The trial court held that Ibezim was not qualified and eligible for nomination to contest the by-election, having made false declarations in the affidavit and certificates he submitted to INEC for the purpose of contesting the Imo North senatorial by-election and the irreconcilable conflicts in his name. It, therefore, barred INEC from accepting him as the candidate of the APC for the senatorial by-election.

Following the judgment, Ibezim had challenged the ruling of the appellate court at the Supreme Court, saying that the court was wrong on many grounds. He said, in disqualifying him based on allegations of certificate forgery, the petitioner failed to invite Uboma Secondary School, Ikperejere Etiti, or the West African Examination Council (WAEC) as witnesses in the suit to deny or confirm the veracity of the certificates he presented. With regard to variations in his name Ibezim had maintained that it wasn’t sufficient evidence to disqualify him.

Ibezim insists on the genuineness of his certificates and accused the court of being too lenient on his opponents and relied on him to prove his innocence, instead of expecting them to prove their allegations against him, as is standard in matters of this nature.

All eyes are now on the Supreme Court to unravel the puzzles and mystery of the legal rigmarole that has kept Imo North down all this while. The apex court should decide whether the matter the Federal High Court, Abuja, adjudicated on was a pre-election or post-election matter. If it is pre-election, was it not filed outside the stipulated time? If it is post-election, should it be of interest to the ordinary courts or election tribunal? 

The apex court is also to decide whether it is correct to declare Ibezim’s certificates as forged without the input of the issuing authorities, WAEC, and Uboma Secondary School, Ikperejere Etiti.

The issue of ‘Frank’ and ‘Francis’ is just making a mountain out of a molehill. Frank is a variant of Francis. Moreover, as Ibezim rightly pointed out, what more proof of his ownership of the certificates than his photographs, or did he forge those too?

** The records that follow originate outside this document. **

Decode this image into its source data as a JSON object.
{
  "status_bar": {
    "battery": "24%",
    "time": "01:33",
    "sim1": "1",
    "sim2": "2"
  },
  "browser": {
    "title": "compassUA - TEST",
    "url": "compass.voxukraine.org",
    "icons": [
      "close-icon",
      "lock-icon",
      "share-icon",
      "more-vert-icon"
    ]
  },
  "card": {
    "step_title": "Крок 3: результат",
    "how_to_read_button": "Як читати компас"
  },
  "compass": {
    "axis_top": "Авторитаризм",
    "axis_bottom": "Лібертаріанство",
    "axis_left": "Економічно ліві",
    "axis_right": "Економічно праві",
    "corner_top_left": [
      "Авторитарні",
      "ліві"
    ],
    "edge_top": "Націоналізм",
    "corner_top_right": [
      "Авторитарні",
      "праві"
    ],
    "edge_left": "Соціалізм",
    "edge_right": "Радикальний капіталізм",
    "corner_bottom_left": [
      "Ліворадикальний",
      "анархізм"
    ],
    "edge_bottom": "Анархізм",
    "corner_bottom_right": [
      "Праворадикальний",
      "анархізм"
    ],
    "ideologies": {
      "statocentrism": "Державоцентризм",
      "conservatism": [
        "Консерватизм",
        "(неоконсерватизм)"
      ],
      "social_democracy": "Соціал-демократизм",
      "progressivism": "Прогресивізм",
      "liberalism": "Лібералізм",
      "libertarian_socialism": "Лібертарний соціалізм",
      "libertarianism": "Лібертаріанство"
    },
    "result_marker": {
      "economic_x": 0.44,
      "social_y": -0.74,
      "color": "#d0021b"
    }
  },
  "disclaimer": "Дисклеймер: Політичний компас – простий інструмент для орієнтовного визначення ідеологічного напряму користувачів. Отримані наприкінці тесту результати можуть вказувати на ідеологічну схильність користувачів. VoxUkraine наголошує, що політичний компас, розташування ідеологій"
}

For instance, ruling in the petition of Atiku Abubakar against President Muhammadu Buhari’s election, the Supreme Court had noted the discrepancy in the name of Atiku’s lead counsel, who had signed the substantive petition as ‘Dr. Livy Uzoukwu’, even though the name in his Call to Bar certificate read ‘Livinus Uzoukwu’. However, the apex court held that it was not in doubt that both Livy and Livinus referred to the same person.

Therefore, it is self-evident that there is no big deal about Frank and Francis, except for mischief-makers seeking to make invidious gain out of a non-issue.

It is also left for the apex court to decide whether a court can adjudicate a matter on appeal, as in this instance, while an appeal is pending before the Supreme Court. Equally significant is whether a lower court has power to override the decision of a higher court, even a decision of the Supreme Court, as has been done in this matter, considering the Supreme Court’s ruling of February 5.

As the Supreme Court sits to determine who represents the people of Imo North in the Senate of the Ninth National Assembly, it should take seriously the fact that all eyes are on the eminent justices to unravel these puzzles and mysteries that have not allowed Imo North to breathe and, thereby, further enrich Nigeria’s jurisprudence and people’s faith in the judiciary.